Monday, May 26, 2008


When growing up in Nalotu, Yawe in Kadavu, Semi Koroilavesau never dreamt that one day he would be a naval officer, forget being a director of a prominent cruise company.
Being the boss of the Captain Cook Cruises and travelling to nearly all the countries in the world was a far cry from his life at Nalotu.
He had made a name for himself in not only the cruise shipping sector, but also in the naval division of the Republic of the Fiji Military Forces where he finished of with the rank of a Commander.
He is also a chairman of the Fiji Ports Corporation and is a qualified sea captain.
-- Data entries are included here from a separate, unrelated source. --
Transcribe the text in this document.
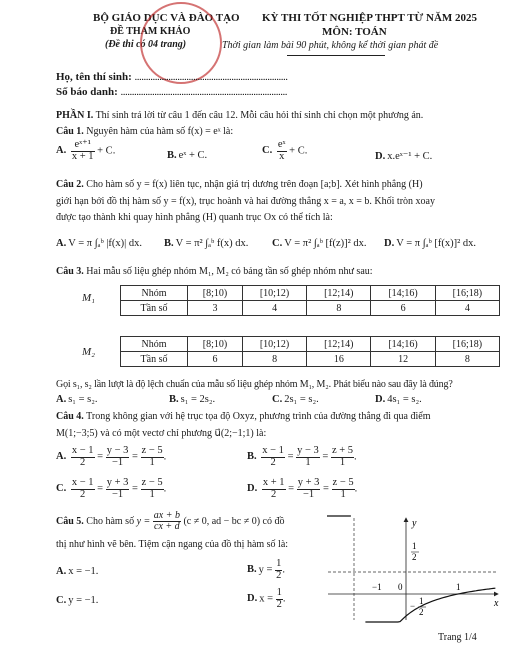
BỘ GIÁO DỤC VÀ ĐÀO TẠO
ĐỀ THAM KHẢO
(Đề thi có 04 trang)
KỲ THI TỐT NGHIỆP THPT TỪ NĂM 2025
MÔN: TOÁN
Thời gian làm bài 90 phút, không kể thời gian phát đề
Họ, tên thí sinh: ....................................................................
Số báo danh: ..........................................................................
PHẦN I. Thí sinh trả lời từ câu 1 đến câu 12. Mỗi câu hỏi thí sinh chỉ chọn một phương án.
Câu 1. Nguyên hàm của hàm số f(x) = eˣ là:
A. $\frac{\text{eˣ⁺¹}}{x + 1} + C$.	B. eˣ + C.	C. $\frac{\text{eˣ}}{x} + C$.
D. x.eˣ⁻¹ + C.
Câu 2. Cho hàm số y = f(x) liên tục, nhận giá trị dương trên đoạn [a;b]. Xét hình phẳng (H)
giới hạn bởi đồ thị hàm số y = f(x), trục hoành và hai đường thẳng x = a, x = b. Khối tròn xoay
được tạo thành khi quay hình phẳng (H) quanh trục Ox có thể tích là:
A. V = π ∫ₐᵇ |f(x)| dx. B. V = π² ∫ₐᵇ f(x) dx. C. V = π² ∫ₐᵇ [f(z)]² dx. D. V = π ∫ₐᵇ [f(x)]² dx.
Câu 3. Hai mẫu số liệu ghép nhóm M₁, M₂ có bảng tần số ghép nhóm như sau:
M₁	Nhóm	[8;10)	[10;12)	[12;14)	[14;16)	[16;18)
Tần số	3	4	8	6	4
M₂
Nhóm	[8;10)	[10;12)	[12;14)	[14;16)	[16;18)
Tần số	6	8	16	12	8
Gọi s₁, s₂ lần lượt là độ lệch chuẩn của mẫu số liệu ghép nhóm M₁, M₂. Phát biểu nào sau đây là đúng?
A. s₁ = s₂.	B. s₁ = 2s₂.	C. 2s₁ = s₂.	D. 4s₁ = s₂.
Câu 4. Trong không gian với hệ trục tọa độ Oxyz, phương trình của đường thẳng đi qua điểm
M(1;−3;5) và có một vectơ chỉ phương u⃗(2;−1;1) là:
A. $\frac{x - 1}{2} = \frac{y - 3}{-1} = \frac{z - 5}{1}$ .	B. $\frac{x - 1}{2} = \frac{y - 3}{1} = \frac{z + 5}{1}$ .
C. $\frac{x - 1}{2} = \frac{y + 3}{-1} = \frac{z - 5}{1}$ .	D. $\frac{x + 1}{2} = \frac{y + 3}{-1} = \frac{z - 5}{1}$ .
Câu 5. Cho hàm số $y = \frac{ax + b}{cx + d} (c \ne 0$, ad − bc ≠ 0) có đồ
thị như hình vẽ bên. Tiệm cận ngang của đồ thị hàm số là:
A. x = −1.	B. $y = \frac{1}{2}$ .
C. y = −1.	D. $x = \frac{1}{2}$ .
y
x
0
−1	1
1
2
− 1
2
Trang 1/4
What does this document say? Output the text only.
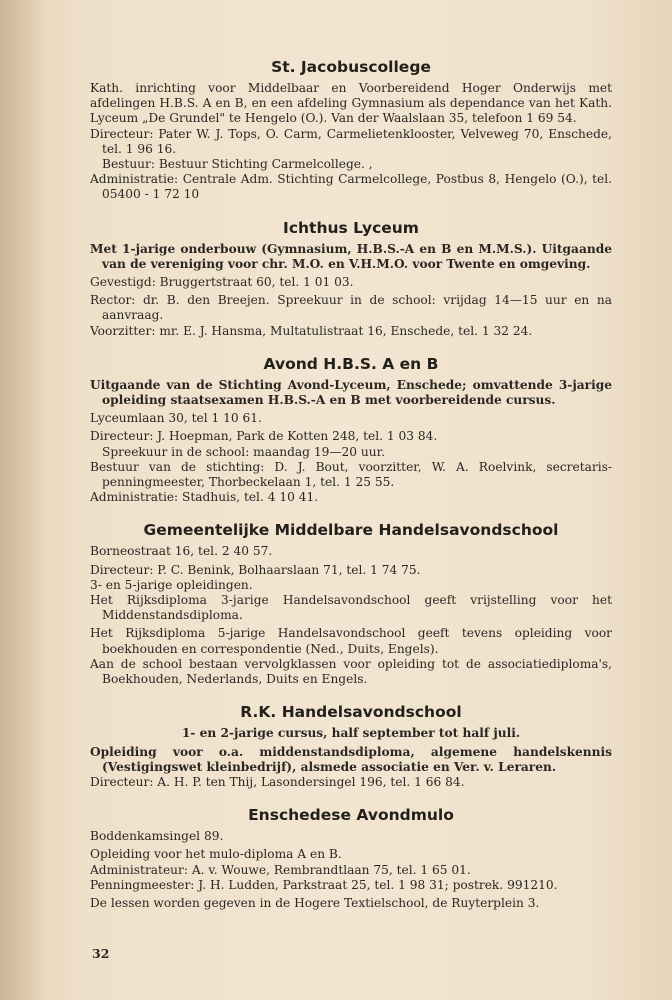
St. Jacobuscollege

Kath. inrichting voor Middelbaar en Voorbereidend Hoger Onderwijs met afdelingen H.B.S. A en B, en een afdeling Gymnasium als dependance van het Kath. Lyceum „De Grundel" te Hengelo (O.). Van der Waalslaan 35, telefoon 1 69 54.

Directeur: Pater W. J. Tops, O. Carm, Carmelietenklooster, Velveweg 70, Enschede, tel. 1 96 16.

Bestuur: Bestuur Stichting Carmelcollege. ,

Administratie: Centrale Adm. Stichting Carmelcollege, Postbus 8, Hengelo (O.), tel. 05400 - 1 72 10

Ichthus Lyceum

Met 1-jarige onderbouw (Gymnasium, H.B.S.-A en B en M.M.S.). Uitgaande van de vereniging voor chr. M.O. en V.H.M.O. voor Twente en omgeving.

Gevestigd: Bruggertstraat 60, tel. 1 01 03.

Rector: dr. B. den Breejen. Spreekuur in de school: vrijdag 14—15 uur en na aanvraag.

Voorzitter: mr. E. J. Hansma, Multatulistraat 16, Enschede, tel. 1 32 24.

Avond H.B.S. A en B

Uitgaande van de Stichting Avond-Lyceum, Enschede; omvattende 3-jarige opleiding staatsexamen H.B.S.-A en B met voorbereidende cursus.

Lyceumlaan 30, tel 1 10 61.

Directeur: J. Hoepman, Park de Kotten 248, tel. 1 03 84.

Spreekuur in de school: maandag 19—20 uur.

Bestuur van de stichting: D. J. Bout, voorzitter, W. A. Roelvink, secretaris-penningmeester, Thorbeckelaan 1, tel. 1 25 55.

Administratie: Stadhuis, tel. 4 10 41.

Gemeentelijke Middelbare Handelsavondschool

Borneostraat 16, tel. 2 40 57.

Directeur: P. C. Benink, Bolhaarslaan 71, tel. 1 74 75.

3- en 5-jarige opleidingen.

Het Rijksdiploma 3-jarige Handelsavondschool geeft vrijstelling voor het Middenstandsdiploma.

Het Rijksdiploma 5-jarige Handelsavondschool geeft tevens opleiding voor boekhouden en correspondentie (Ned., Duits, Engels).

Aan de school bestaan vervolgklassen voor opleiding tot de associatiediploma's, Boekhouden, Nederlands, Duits en Engels.

R.K. Handelsavondschool

1- en 2-jarige cursus, half september tot half juli.

Opleiding voor o.a. middenstandsdiploma, algemene handelskennis (Vestigingswet kleinbedrijf), alsmede associatie en Ver. v. Leraren.

Directeur: A. H. P. ten Thij, Lasondersingel 196, tel. 1 66 84.

Enschedese Avondmulo

Boddenkamsingel 89.

Opleiding voor het mulo-diploma A en B.

Administrateur: A. v. Wouwe, Rembrandtlaan 75, tel. 1 65 01.

Penningmeester: J. H. Ludden, Parkstraat 25, tel. 1 98 31; postrek. 991210.

De lessen worden gegeven in de Hogere Textielschool, de Ruyterplein 3.

32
He said he was now enjoying the fruit of the sacrifice and the teachings of his parents, some of his teachers and the determination he had earlier in his younger days.
But the way to get there was not smooth sailing for Mr Koroilavesau who is commonly known as Commander Semi.
Life definitely did not come on a silver platter for him.
With seven siblings, his younger days were full of struggles, having to share whatever little they had.
But he said it was the strict upbringing from his parents that directed him to a good path in life.
"My father was a disciplinarian and my mother was caring and loving," he said.
And they were devoted Methodists who always ensured our faith was intact.
He said even though life in the village was the happiest thing he could think of, money was hard to obtain.
"My father had to struggle to support the family especially when there were eight of us," he said.
His father was a handy man at Richmond High School, who emphasised on education for all his children.
Commander Semi said since his father was a handy man, he and his siblings were able to get free education at Richmond.
Since they were staying at the Richmond School compound, he had to walk for about two hours to get to get to his primary school - Yawe District.
It was a two hour walk in the morning and another two hours back.
That went for six years from 1963 to 1968 until he passed his Fiji Intermediate Examination
That was a big relief for him as he would no longer walk long distances, because he lived in the school compound.
At Richmond, he used to help his mother sell food to the other students to get additional income for the family.
"My late mother used to make roti parcels and I helped sell it to the teachers and students," he said.
Commander Semi said his grandmother, a skillful handicraft maker, also contributed towards the family upkeep.
And every Saturday, he had no choice but to help his father at the plantation.
"We used to go in the morning and come back late in the afternoon," he said.
"That was something I dreaded and my father often reminded me that was what life in the village was all about.
"He told me that if I do not want to live that kind of life, I must study hard and try to get a good job after school," he said.
With determination and a strict upbringing Commander Semi was able to pass his Fiji Junior Examination in 1972 and secured a place at Lelean Memorial School.
"I boarded in Lelean from 1973 to 1975," he said.
Although life at boarding school was not easy, it was fun, he said.
Knowing very well the difficulties faced back at home, Commander Semi told his father to only give him his school fees and he would work for his pocket money.
"Me and the other students from the islands used to go to Indian families in Davuilevu and neighbouring areas and work for them on Saturdays after our chores from the hostel," he said.
"That's what you call kam-karo," he said.
He used to earn about $2 to $2.50 for cleaning their gardens and raking their compounds.
Commander Semi said that time there were a lot wild jackfruit at Davuilevu.
"We used to get that and sell them to the Indian families that we went to for 75 cents," he said.
"That was extra money for us."
He said the money was enough for their movies at the Regent in Nausori plus half a loaf of bread and butter.
"That time, we always ate kadrala (hard cassava), so the money we got, we bought our bread," he said.
He said one of the teachers then, Autiko Daunakamakama really moulded him well during those days.
"He is someone I always look up to," he said.
After passing Form Six, Commander Semi had a choice of whether to go to the University of the South Pacific or joined the military.
"Since I was not so disciplined that time with big hair and no care at all of how I looked, I thought the military would be the best place to get the discipline that I lacked," he said.
So he went for the officer cadet course in January 4, 1976.
He went to the naval division the same year and he stayed there for 18 years.
He was one of the two officers who started Captain Cook Cruises in 1988 while he was still in the military, but had to resign in 2003 to pursue his business dreams.
Commander Semi is married to Joanne, who is now his operations manager.
He has five children - his eldest son Alifereti is a naval officer and he is away training in Malaysia.
His second son Lars, a former navy personnel, is an engineer for Captain Cook Cruises.
His only daughter Ballina is in the US Air Force and two of his younger sons are also in America.
His youngest son is at home in Nakurakura and attending Nadi Airport School.
He has two grandchildren - Ballina and Josaia.